The answer lies in executing the subtle and ongoing iterative work of true digital publisher – improving the core product experience both sets of customers – consumers of the media experience, as well as marketers looking to be part of that experience in a more native fashion. And again, from a quick study of Yahoo’s products, there’s plenty of improvements to be made.

An important and related part of the work ahead for Mayer and her team will be deciding what role ad tech and search will play in Yahoo’s future. Despite purchasing Right Media back in 2007, Yahoo has never been seen as a leader in ad tech, and word on the street in the weeks prior to Mayer’s ascension was that Yahoo was about to outsource its ad technology platform to market leader Google. Of course, such a move is fraught with regulatory and business implications. And Mayer may well decide it’s in Yahoo’s best interest to invest in own its own destiny when it comes to the machine-driven world of ad serving and programmatic audience buying. But trust me, what Yahoo does here will be an extremely important directional indicator.

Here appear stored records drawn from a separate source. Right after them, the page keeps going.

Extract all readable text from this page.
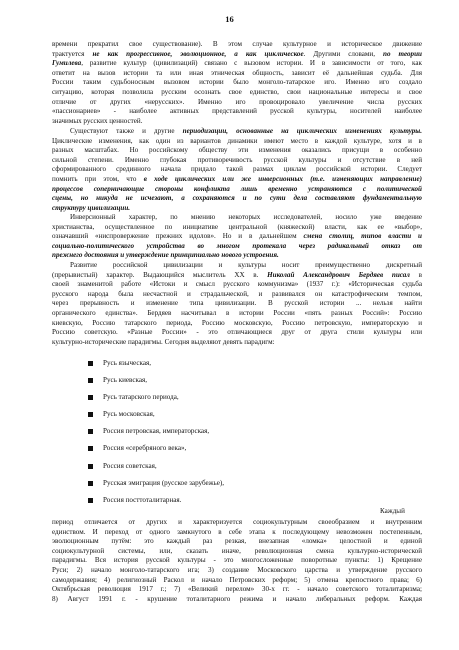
16
времени прекратил свое существование). В этом случае культурное и историческое движение
трактуется не как прогрессивное, эволюционное, а как циклическое. Другими словами, по теории
Гумилева, развитие культур (цивилизаций) связано с вызовом истории. И в зависимости от того, как
ответит на вызов истории та или иная этническая общность, зависит её дальнейшая судьба. Для
России таким судьбоносным вызовом истории было монголо-татарское иго. Именно иго создало
ситуацию, которая позволила русским осознать свое единство, свои национальные интересы и свое
отличие от других «нерусских». Именно иго провоцировало увеличение числа русских
«пассионариев» - наиболее активных представлений русской культуры, носителей наиболее
значимых русских ценностей.
Существуют также и другие периодизации, основанные на циклических изменениях культуры.
Циклические изменения, как один из вариантов динамики имеют место в каждой культуре, хотя и в
разных масштабах. Но российскому обществу эти изменения оказались присущи в особенно
сильной степени. Именно глубокая противоречивость русской культуры и отсутствие в ней
сформированного срединного начала придало такой размах циклам российской истории. Следует
помнить при этом, что в ходе циклических или же инверсионных (т.е. изменяющих направление)
процессов соперничающие стороны конфликта лишь временно устраняются с политической
сцены, но никуда не исчезают, а сохраняются и по сути дела составляют фундаментальную
структуру цивилизации.
Инверсионный характер, по мнению некоторых исследователей, носило уже введение
христианства, осуществленное по инициативе центральной (княжеской) власти, как ее «выбор»,
означавший «ниспровержение прежних идолов». Но и в дальнейшем смена столиц, типов власти и
социально-политического устройства во многом протекала через радикальный отказ от
прежнего достояния и утверждение принципиально нового устроения.
Развитие российской цивилизации и культуры носит преимущественно дискретный
(прерывистый) характер. Выдающийся мыслитель XX в. Николай Александрович Бердяев писал в
своей знаменитой работе «Истоки и смысл русского коммунизма» (1937 г.): «Историческая судьба
русского народа была несчастной и страдальческой, и развивался он катастрофическим темпом,
через прерывность и изменение типа цивилизации. В русской истории ... нельзя найти
органического единства». Бердяев насчитывал в истории России «пять разных Россий»: Россию
киевскую, Россию татарского периода, Россию московскую, Россию петровскую, императорскую и
Россию советскую. «Разные России» - это отличающиеся друг от друга стили культуры или
культурно-исторические парадигмы. Сегодня выделяют девять парадигм:
Русь языческая,
Русь киевская,
Русь татарского периода,
Русь московская,
Россия петровская, императорская,
Россия «серебряного века»,
Россия советская,
Русская эмиграция (русское зарубежье),
Россия посттоталитарная.
Каждый
период отличается от других и характеризуется социокультурным своеобразием и внутренним
единством. И переход от одного замкнутого в себе этапа к последующему невозможен постепенным,
эволюционным путём: это каждый раз резкая, внезапная «ломка» целостной и единой
социокультурной системы, или, сказать иначе, революционная смена культурно-исторической
парадигмы. Вся история русской культуры - это многосложенные поворотные пункты: 1) Крещение
Руси; 2) начало монголо-татарского ига; 3) создание Московского царства и утверждение русского
самодержавия; 4) религиозный Раскол и начало Петровских реформ; 5) отмена крепостного права; 6)
Октябрьская революция 1917 г.; 7) «Великий перелом» 30-х гг. - начало советского тоталитаризма;
8) Август 1991 г. - крушение тоталитарного режима и начало либеральных реформ. Каждая
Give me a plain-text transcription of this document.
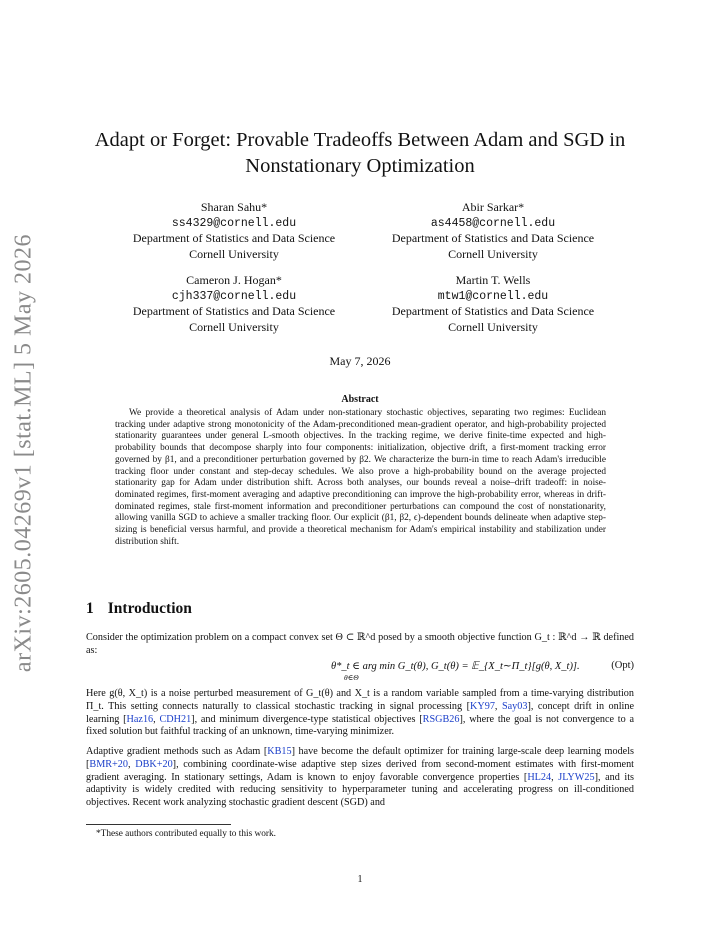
arXiv:2605.04269v1 [stat.ML] 5 May 2026
Adapt or Forget: Provable Tradeoffs Between Adam and SGD in Nonstationary Optimization
Sharan Sahu*
ss4329@cornell.edu
Department of Statistics and Data Science
Cornell University
Abir Sarkar*
as4458@cornell.edu
Department of Statistics and Data Science
Cornell University
Cameron J. Hogan*
cjh337@cornell.edu
Department of Statistics and Data Science
Cornell University
Martin T. Wells
mtw1@cornell.edu
Department of Statistics and Data Science
Cornell University
May 7, 2026
Abstract
We provide a theoretical analysis of Adam under non-stationary stochastic objectives, separating two regimes: Euclidean tracking under adaptive strong monotonicity of the Adam-preconditioned mean-gradient operator, and high-probability projected stationarity guarantees under general L-smooth objectives. In the tracking regime, we derive finite-time expected and high-probability bounds that decompose sharply into four components: initialization, objective drift, a first-moment tracking error governed by β1, and a preconditioner perturbation governed by β2. We characterize the burn-in time to reach Adam's irreducible tracking floor under constant and step-decay schedules. We also prove a high-probability bound on the average projected stationarity gap for Adam under distribution shift. Across both analyses, our bounds reveal a noise–drift tradeoff: in noise-dominated regimes, first-moment averaging and adaptive preconditioning can improve the high-probability error, whereas in drift-dominated regimes, stale first-moment information and preconditioner perturbations can compound the cost of nonstationarity, allowing vanilla SGD to achieve a smaller tracking floor. Our explicit (β1, β2, ϵ)-dependent bounds delineate when adaptive step-sizing is beneficial versus harmful, and provide a theoretical mechanism for Adam's empirical instability and stabilization under distribution shift.
1 Introduction
Consider the optimization problem on a compact convex set Θ ⊂ ℝ^d posed by a smooth objective function G_t : ℝ^d → ℝ defined as:
θ*_t ∈ arg min G_t(θ), G_t(θ) = 𝔼_{X_t∼Π_t}[g(θ, X_t)].
θ∈Θ
(Opt)
Here g(θ, X_t) is a noise perturbed measurement of G_t(θ) and X_t is a random variable sampled from a time-varying distribution Π_t. This setting connects naturally to classical stochastic tracking in signal processing [KY97, Say03], concept drift in online learning [Haz16, CDH21], and minimum divergence-type statistical objectives [RSGB26], where the goal is not convergence to a fixed solution but faithful tracking of an unknown, time-varying minimizer.
Adaptive gradient methods such as Adam [KB15] have become the default optimizer for training large-scale deep learning models [BMR+20, DBK+20], combining coordinate-wise adaptive step sizes derived from second-moment estimates with first-moment gradient averaging. In stationary settings, Adam is known to enjoy favorable convergence properties [HL24, JLYW25], and its adaptivity is widely credited with reducing sensitivity to hyperparameter tuning and accelerating progress on ill-conditioned objectives. Recent work analyzing stochastic gradient descent (SGD) and
*These authors contributed equally to this work.
1
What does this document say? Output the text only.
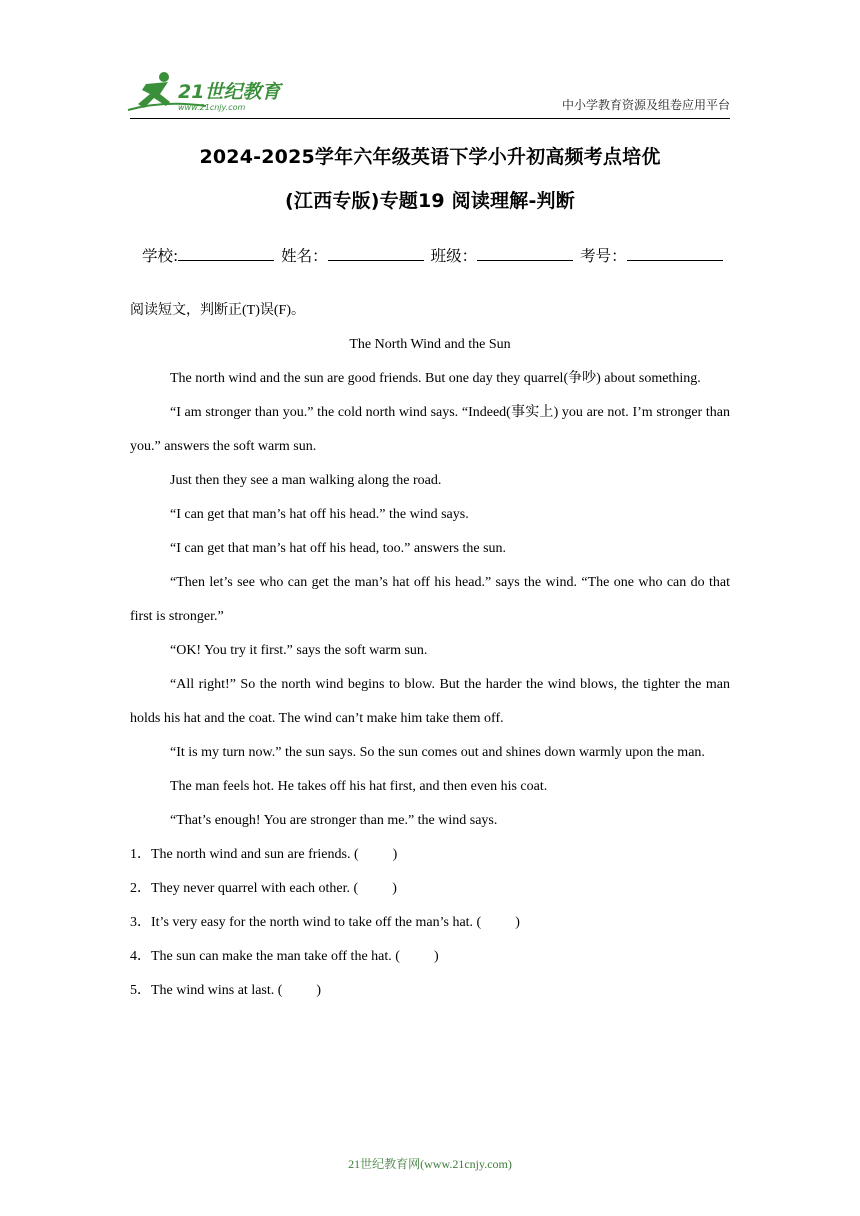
21世纪教育
www.21cnjy.com	中小学教育资源及组卷应用平台
2024-2025学年六年级英语下学小升初高频考点培优
(江西专版)专题19 阅读理解-判断
学校:	姓名：	班级：	考号：

阅读短文，判断正(T)误(F)。

The North Wind and the Sun

The north wind and the sun are good friends. But one day they quarrel(争吵) about something.

“I am stronger than you.” the cold north wind says. “Indeed(事实上) you are not. I’m stronger than you.” answers the soft warm sun.

Just then they see a man walking along the road.

“I can get that man’s hat off his head.” the wind says.

“I can get that man’s hat off his head, too.” answers the sun.

“Then let’s see who can get the man’s hat off his head.” says the wind. “The one who can do that first is stronger.”

“OK! You try it first.” says the soft warm sun.

“All right!” So the north wind begins to blow. But the harder the wind blows, the tighter the man holds his hat and the coat. The wind can’t make him take them off.

“It is my turn now.” the sun says. So the sun comes out and shines down warmly upon the man.

The man feels hot. He takes off his hat first, and then even his coat.

“That’s enough! You are stronger than me.” the wind says.

1．The north wind and sun are friends. ( )

2．They never quarrel with each other. ( )

3．It’s very easy for the north wind to take off the man’s hat. ( )

4．The sun can make the man take off the hat. ( )

5．The wind wins at last. ( )

21世纪教育网(www.21cnjy.com)
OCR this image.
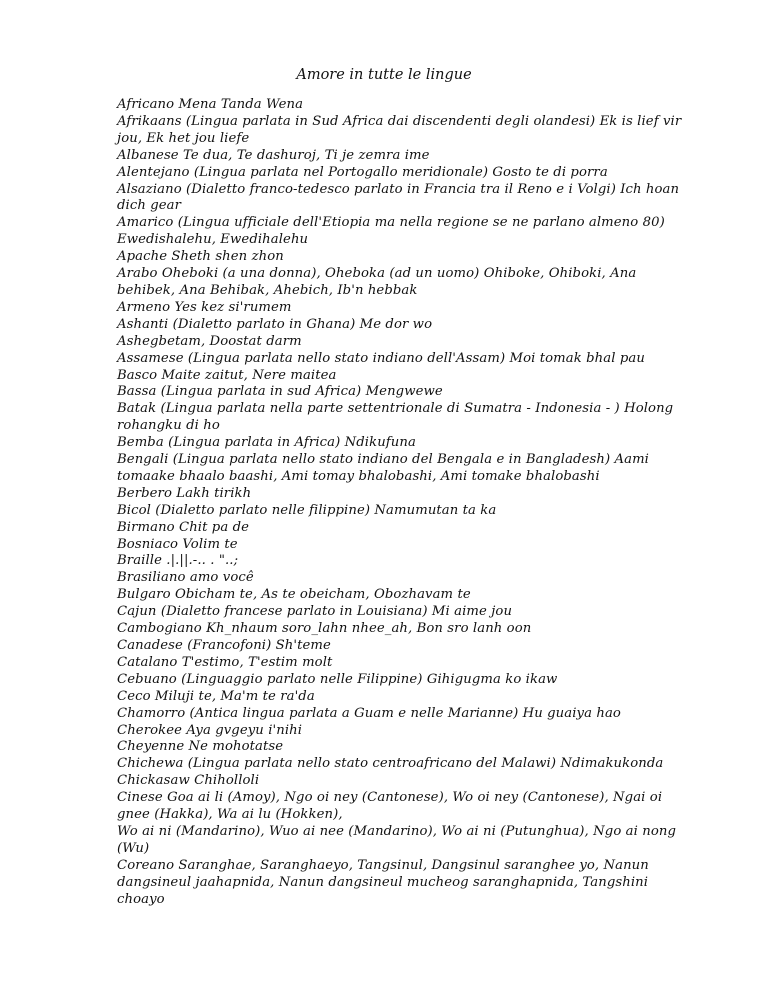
Amore in tutte le lingue

Africano Mena Tanda Wena

Afrikaans (Lingua parlata in Sud Africa dai discendenti degli olandesi) Ek is lief vir jou, Ek het jou liefe

Albanese Te dua, Te dashuroj, Ti je zemra ime

Alentejano (Lingua parlata nel Portogallo meridionale) Gosto te di porra

Alsaziano (Dialetto franco-tedesco parlato in Francia tra il Reno e i Volgi) Ich hoan dich gear

Amarico (Lingua ufficiale dell'Etiopia ma nella regione se ne parlano almeno 80) Ewedishalehu, Ewedihalehu

Apache Sheth shen zhon

Arabo Oheboki (a una donna), Ohebokа (ad un uomo) Ohiboke, Ohiboki, Ana behibek, Ana Behibak, Ahebich, Ib'n hebbak

Armeno Yes kez si'rumem

Ashanti (Dialetto parlato in Ghana) Me dor wo

Ashegbetam, Doostat darm

Assamese (Lingua parlata nello stato indiano dell'Assam) Moi tomak bhal pau

Basco Maite zaitut, Nere maitea

Bassa (Lingua parlata in sud Africa) Mengwewe

Batak (Lingua parlata nella parte settentrionale di Sumatra - Indonesia - ) Holong rohangku di ho

Bemba (Lingua parlata in Africa) Ndikufuna

Bengali (Lingua parlata nello stato indiano del Bengala e in Bangladesh) Aami tomaake bhaalo baashi, Ami tomay bhalobashi, Ami tomake bhalobashi

Berbero Lakh tirikh

Bicol (Dialetto parlato nelle filippine) Namumutan ta ka

Birmano Chit pa de

Bosniaco Volim te

Braille .|.||.-.. . "..;

Brasiliano amo você

Bulgaro Obicham te, As te obeicham, Obozhavam te

Cajun (Dialetto francese parlato in Louisiana) Mi aime jou

Cambogiano Kh_nhaum soro_lahn nhee_ah, Bon sro lanh oon

Canadese (Francofoni) Sh'teme

Catalano T'estimo, T'estim molt

Cebuano (Linguaggio parlato nelle Filippine) Gihigugma ko ikaw

Ceco Miluji te, Ma'm te ra'da

Chamorro (Antica lingua parlata a Guam e nelle Marianne) Hu guaiya hao

Cherokee Aya gvgeyu i'nihi

Cheyenne Ne mohotatse

Chichewa (Lingua parlata nello stato centroafricano del Malawi) Ndimakukonda

Chickasaw Chiholloli

Cinese Goa ai li (Amoy), Ngo oi ney (Cantonese), Wo oi ney (Cantonese), Ngai oi gnee (Hakka), Wa ai lu (Hokken),

Wo ai ni (Mandarino), Wuo ai nee (Mandarino), Wo ai ni (Putunghua), Ngo ai nong (Wu)

Coreano Saranghae, Saranghaeyo, Tangsinul, Dangsinul saranghee yo, Nanun dangsineul jaahapnida, Nanun dangsineul mucheog saranghapnida, Tangshini choayo
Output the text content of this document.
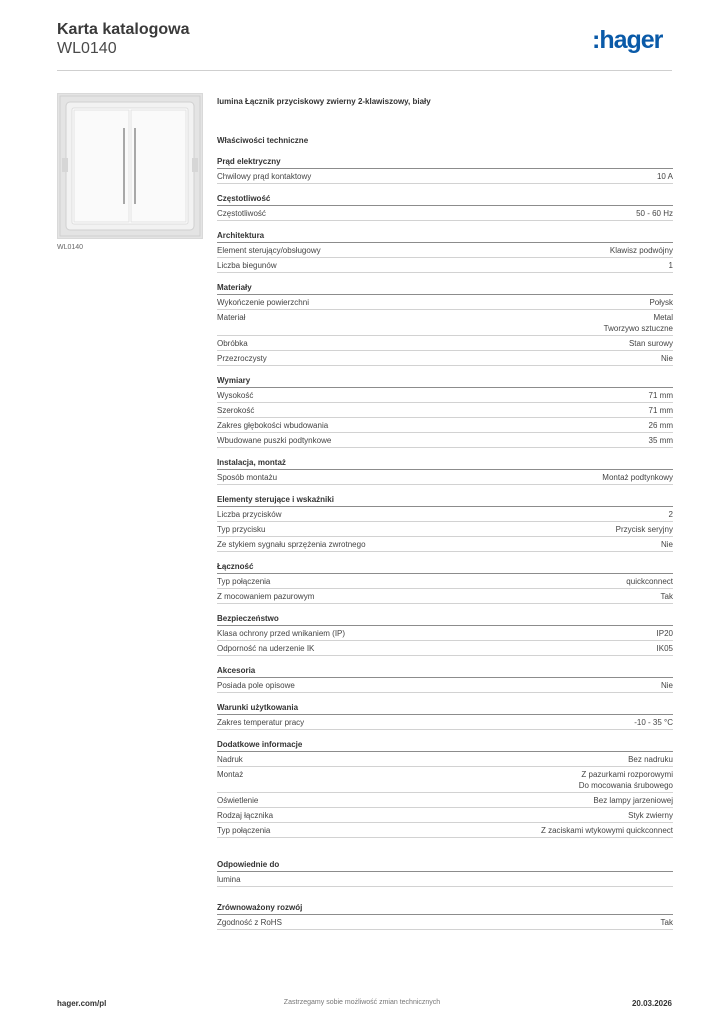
Karta katalogowa
WL0140	:hager
WL0140
lumina Łącznik przyciskowy zwierny 2-klawiszowy, biały
Właściwości techniczne
Prąd elektryczny
Chwilowy prąd kontaktowy	10 A
Częstotliwość
Częstotliwość	50 - 60 Hz
Architektura
Element sterujący/obsługowy	Klawisz podwójny
Liczba biegunów	1
Materiały
Wykończenie powierzchni	Połysk
Materiał	Metal
Tworzywo sztuczne
Obróbka	Stan surowy
Przezroczysty	Nie
Wymiary
Wysokość	71 mm
Szerokość	71 mm
Zakres głębokości wbudowania	26 mm
Wbudowane puszki podtynkowe	35 mm
Instalacja, montaż
Sposób montażu	Montaż podtynkowy
Elementy sterujące i wskaźniki
Liczba przycisków	2
Typ przycisku	Przycisk seryjny
Ze stykiem sygnału sprzężenia zwrotnego	Nie
Łączność
Typ połączenia	quickconnect
Z mocowaniem pazurowym	Tak
Bezpieczeństwo
Klasa ochrony przed wnikaniem (IP)	IP20
Odporność na uderzenie IK	IK05
Akcesoria
Posiada pole opisowe	Nie
Warunki użytkowania
Zakres temperatur pracy	-10 - 35 °C
Dodatkowe informacje
Nadruk	Bez nadruku
Montaż	Z pazurkami rozporowymi
Do mocowania śrubowego
Oświetlenie	Bez lampy jarzeniowej
Rodzaj łącznika	Styk zwierny
Typ połączenia	Z zaciskami wtykowymi quickconnect
Odpowiednie do
lumina
Zrównoważony rozwój
Zgodność z RoHS	Tak
hager.com/pl	Zastrzegamy sobie możliwość zmian technicznych	20.03.2026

Which brings us to search. It’s been widely reported that Yahoo’s 2009 deal to outsource core search to Microsoft hasn’t worked out as well as either party wished it would. Given how important search is to Yahoo overall, and how deeply knowledgeable Mayer is in this particular field, I’d expect big changes in Yahoo Search. The company recently unveiled a new search product called “Axis,” which seems like a neat idea but feels a bit too complicated for most consumers to really grok. Mayer will likely take Occam’s Razor to search, and I expect the results will be quite positive.

But it’s the other side of Yahoo’s revenue equation – the branded display market – where Mayer will face her greatest challenges, and find her biggest opportunities. Yahoo isn’t a startup like Pinterest, Tumblr,  or even Twitter, where founders can leverage massive user growth to raise enough capital to “figure out how best to implement appropriate native marketing solutions.” Yahoo is nearly 20 years old, and it’s got a very deep, tangled, and somewhat tarnished brand in the minds of its best advertising customers. It’s true that creating world-beating consumer-facing products will go a long way toward fixing that brand. But those products must be informed by – and even created for – both sets of customers – the consumers of content, as well as those who pay for them to be created in the first place.